Le lettere di e a Fitzgerald sono conservate nella
biblioteca della sua università, Princeton, e qui sono saltate fuori le
straordinarie lettere inedite di Scottie ora
leggibili in prima assoluta in questa edizione italiana. E’ stata una scoperta
entusiasmante. Scottie si rivela ottima scrittrice,
piena di cose da raccontare, grande diplomatica, attenta a rappacificare e rallegrare
papà, anche se almeno una volta, in una lunga lettera di confessione dopo la
scappatella di Yale, si cosparge il capo di cenere.
Una ragazza di gran buon senso e inesauribile brio.

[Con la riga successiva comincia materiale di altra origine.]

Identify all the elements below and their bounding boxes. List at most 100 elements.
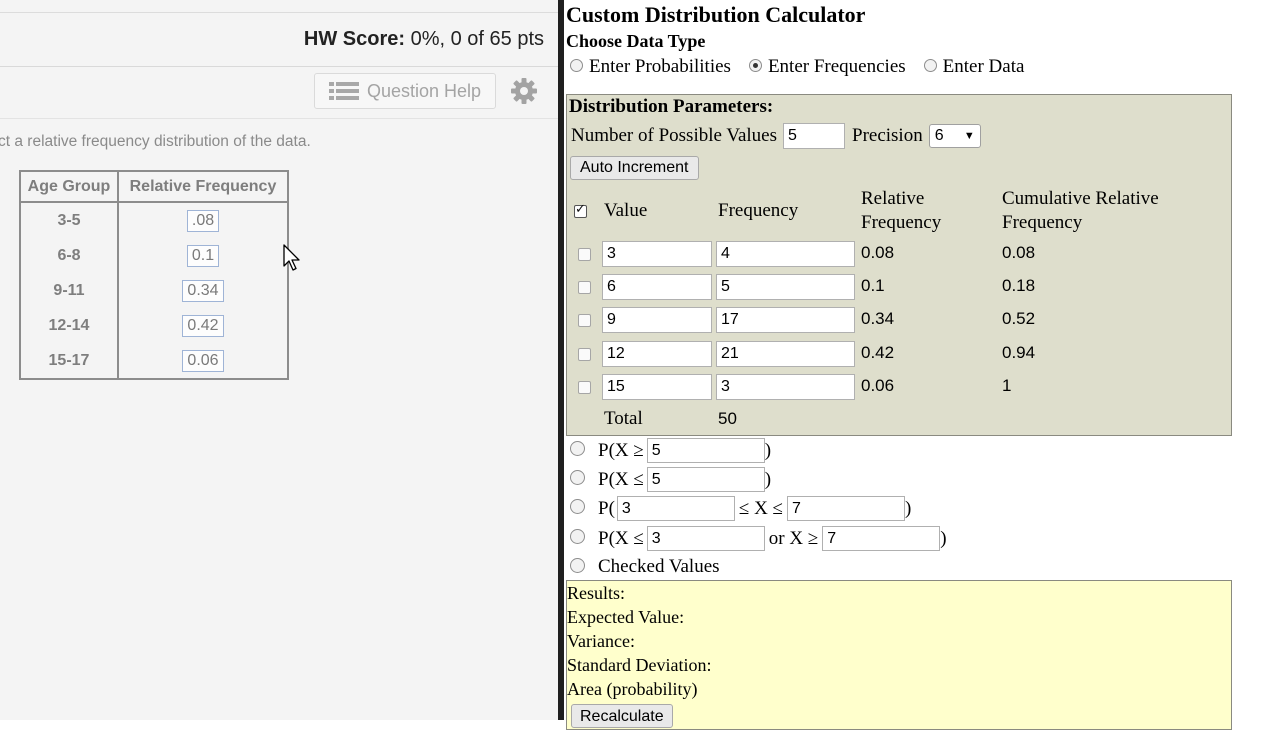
row-checkbox[interactable] bbox=[578, 248, 591, 261]
question-instruction: ct a relative frequency distribution of … bbox=[0, 133, 311, 150]
gear-icon[interactable] bbox=[510, 77, 538, 105]
precision-select[interactable]: 6 ▼ bbox=[928, 124, 981, 148]
age-group-cell: 6-8 bbox=[20, 238, 119, 273]
radio-button[interactable] bbox=[923, 59, 937, 73]
relative-frequency-cell: 0.1 bbox=[118, 238, 288, 273]
prob-le-radio[interactable] bbox=[570, 470, 585, 485]
relative-frequency-cell: .08 bbox=[118, 202, 288, 238]
relative-frequency-cell: 0.34 bbox=[118, 273, 288, 308]
relative-frequency-answer[interactable]: 0.42 bbox=[182, 314, 224, 337]
relative-frequency-value: 0.1 bbox=[861, 276, 885, 295]
value-input[interactable]: 9 bbox=[602, 307, 712, 333]
relative-frequency-answer[interactable]: 0.1 bbox=[186, 244, 220, 267]
prob-or-high-input[interactable]: 7 bbox=[822, 526, 941, 551]
data-type-data[interactable]: Enter Data bbox=[923, 56, 1025, 78]
prob-ge-input[interactable]: 5 bbox=[646, 438, 765, 463]
row-checkbox[interactable] bbox=[578, 381, 591, 394]
table-row: 3-5 .08 bbox=[20, 202, 288, 238]
relative-frequency-answer[interactable]: 0.06 bbox=[182, 349, 224, 372]
age-group-cell: 15-17 bbox=[20, 343, 119, 379]
choose-data-type-label: Choose Data Type bbox=[566, 31, 706, 51]
frequency-input[interactable]: 17 bbox=[716, 307, 855, 333]
table-row: 12-14 0.42 bbox=[20, 308, 288, 343]
data-type-label: Enter Data bbox=[942, 56, 1025, 77]
table-row: 6-8 0.1 bbox=[20, 238, 288, 273]
age-group-cell: 3-5 bbox=[20, 202, 119, 238]
prob-or-option: P(X ≤ 3 or X ≥ 7 ) bbox=[570, 526, 947, 551]
table-row: 15 3 0.06 1 bbox=[567, 374, 1233, 400]
row-checkbox[interactable] bbox=[578, 281, 591, 294]
frequency-input[interactable]: 4 bbox=[716, 241, 855, 267]
prob-or-mid: or X ≥ bbox=[768, 527, 819, 549]
results-label: Results: bbox=[567, 583, 626, 603]
table-row: 12 21 0.42 0.94 bbox=[567, 341, 1233, 367]
cumulative-frequency-value: 0.52 bbox=[1002, 309, 1036, 328]
frequency-header: Frequency bbox=[718, 200, 799, 221]
prob-between-prefix: P( bbox=[598, 497, 615, 519]
relative-frequency-cell: 0.06 bbox=[118, 343, 288, 379]
relative-frequency-answer[interactable]: 0.34 bbox=[182, 279, 224, 302]
value-input[interactable]: 12 bbox=[602, 341, 712, 367]
relative-frequency-value: 0.34 bbox=[861, 309, 895, 328]
prob-le-option: P(X ≤ 5 ) bbox=[570, 467, 771, 492]
pane-divider[interactable] bbox=[558, 0, 564, 720]
data-type-options: Enter Probabilities Enter Frequencies En… bbox=[570, 56, 1024, 78]
frequency-input[interactable]: 3 bbox=[716, 374, 855, 400]
data-type-probabilities[interactable]: Enter Probabilities bbox=[570, 56, 731, 78]
cumulative-frequency-value: 1 bbox=[1002, 376, 1012, 395]
data-type-frequencies[interactable]: Enter Frequencies bbox=[748, 56, 906, 78]
auto-increment-button[interactable]: Auto Increment bbox=[570, 156, 699, 180]
relative-frequency-answer[interactable]: .08 bbox=[186, 209, 220, 232]
cumulative-frequency-value: 0.94 bbox=[1002, 343, 1036, 362]
area-probability-label: Area (probability) bbox=[567, 679, 698, 699]
relative-frequency-cell: 0.42 bbox=[118, 308, 288, 343]
num-values-input[interactable]: 5 bbox=[783, 123, 845, 149]
data-type-label: Enter Probabilities bbox=[589, 56, 731, 77]
results-panel: Results: Expected Value: Variance: Stand… bbox=[566, 580, 1232, 730]
frequency-input[interactable]: 21 bbox=[716, 341, 855, 367]
value-input[interactable]: 3 bbox=[602, 241, 712, 267]
question-help-label: Question Help bbox=[366, 80, 482, 101]
row-checkbox[interactable] bbox=[578, 314, 591, 327]
question-help-button[interactable]: Question Help bbox=[314, 73, 496, 109]
cumulative-frequency-value: 0.08 bbox=[1002, 243, 1036, 262]
age-group-cell: 9-11 bbox=[20, 273, 119, 308]
precision-value: 6 bbox=[934, 127, 944, 144]
value-input[interactable]: 15 bbox=[602, 374, 712, 400]
mouse-cursor-icon bbox=[283, 244, 300, 271]
prob-between-high-input[interactable]: 7 bbox=[786, 496, 905, 521]
row-checkbox[interactable] bbox=[578, 348, 591, 361]
standard-deviation-label: Standard Deviation: bbox=[567, 655, 712, 675]
precision-label: Precision bbox=[852, 125, 923, 146]
expected-value-label: Expected Value: bbox=[567, 607, 685, 627]
toolbar-divider bbox=[0, 118, 558, 119]
header-divider bbox=[0, 66, 558, 67]
prob-or-low-input[interactable]: 3 bbox=[646, 526, 765, 551]
value-header: Value bbox=[604, 200, 648, 221]
prob-or-prefix: P(X ≤ bbox=[598, 527, 644, 549]
close-paren: ) bbox=[940, 527, 947, 549]
radio-button-selected[interactable] bbox=[748, 59, 762, 73]
homework-pane: HW Score: 0%, 0 of 65 pts Question Help … bbox=[0, 0, 558, 720]
num-values-label: Number of Possible Values bbox=[571, 125, 777, 146]
calculator-pane: Custom Distribution Calculator Choose Da… bbox=[566, 0, 1280, 730]
checked-values-option: Checked Values bbox=[570, 556, 720, 578]
prob-between-option: P( 3 ≤ X ≤ 7 ) bbox=[570, 496, 911, 521]
total-label: Total bbox=[604, 408, 643, 429]
frequency-input[interactable]: 5 bbox=[716, 274, 855, 300]
prob-between-radio[interactable] bbox=[570, 499, 585, 514]
prob-between-low-input[interactable]: 3 bbox=[616, 496, 735, 521]
prob-le-input[interactable]: 5 bbox=[646, 467, 765, 492]
age-group-header: Age Group bbox=[20, 171, 119, 203]
select-all-checkbox[interactable] bbox=[574, 202, 587, 218]
cumulative-frequency-header-2: Frequency bbox=[1002, 212, 1083, 233]
prob-le-prefix: P(X ≤ bbox=[598, 468, 644, 490]
prob-ge-radio[interactable] bbox=[570, 441, 585, 456]
radio-button[interactable] bbox=[570, 59, 583, 73]
relative-frequency-value: 0.06 bbox=[861, 376, 895, 395]
prob-or-radio[interactable] bbox=[570, 529, 585, 544]
relative-frequency-table: Age Group Relative Frequency 3-5 .08 6-8… bbox=[19, 170, 289, 380]
recalculate-button[interactable]: Recalculate bbox=[571, 704, 673, 728]
value-input[interactable]: 6 bbox=[602, 274, 712, 300]
checked-values-radio[interactable] bbox=[570, 557, 585, 573]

Le sue lettere sono un
ritratto unico di un aspetto e di un periodo della società americana. Fitzgerald, grande cantore di bellezze adolescenti (Sogni
invernali), sente che nella ragazza americana c’è qualcosa di unico al
mondo. Lo sentiva anche Henry James
(Ritratto di signora, Daisy Miller).
E Scottina come appare da questo dialogo serrato col
suo grande scontroso papà si rivela un personaggio indimenticabile.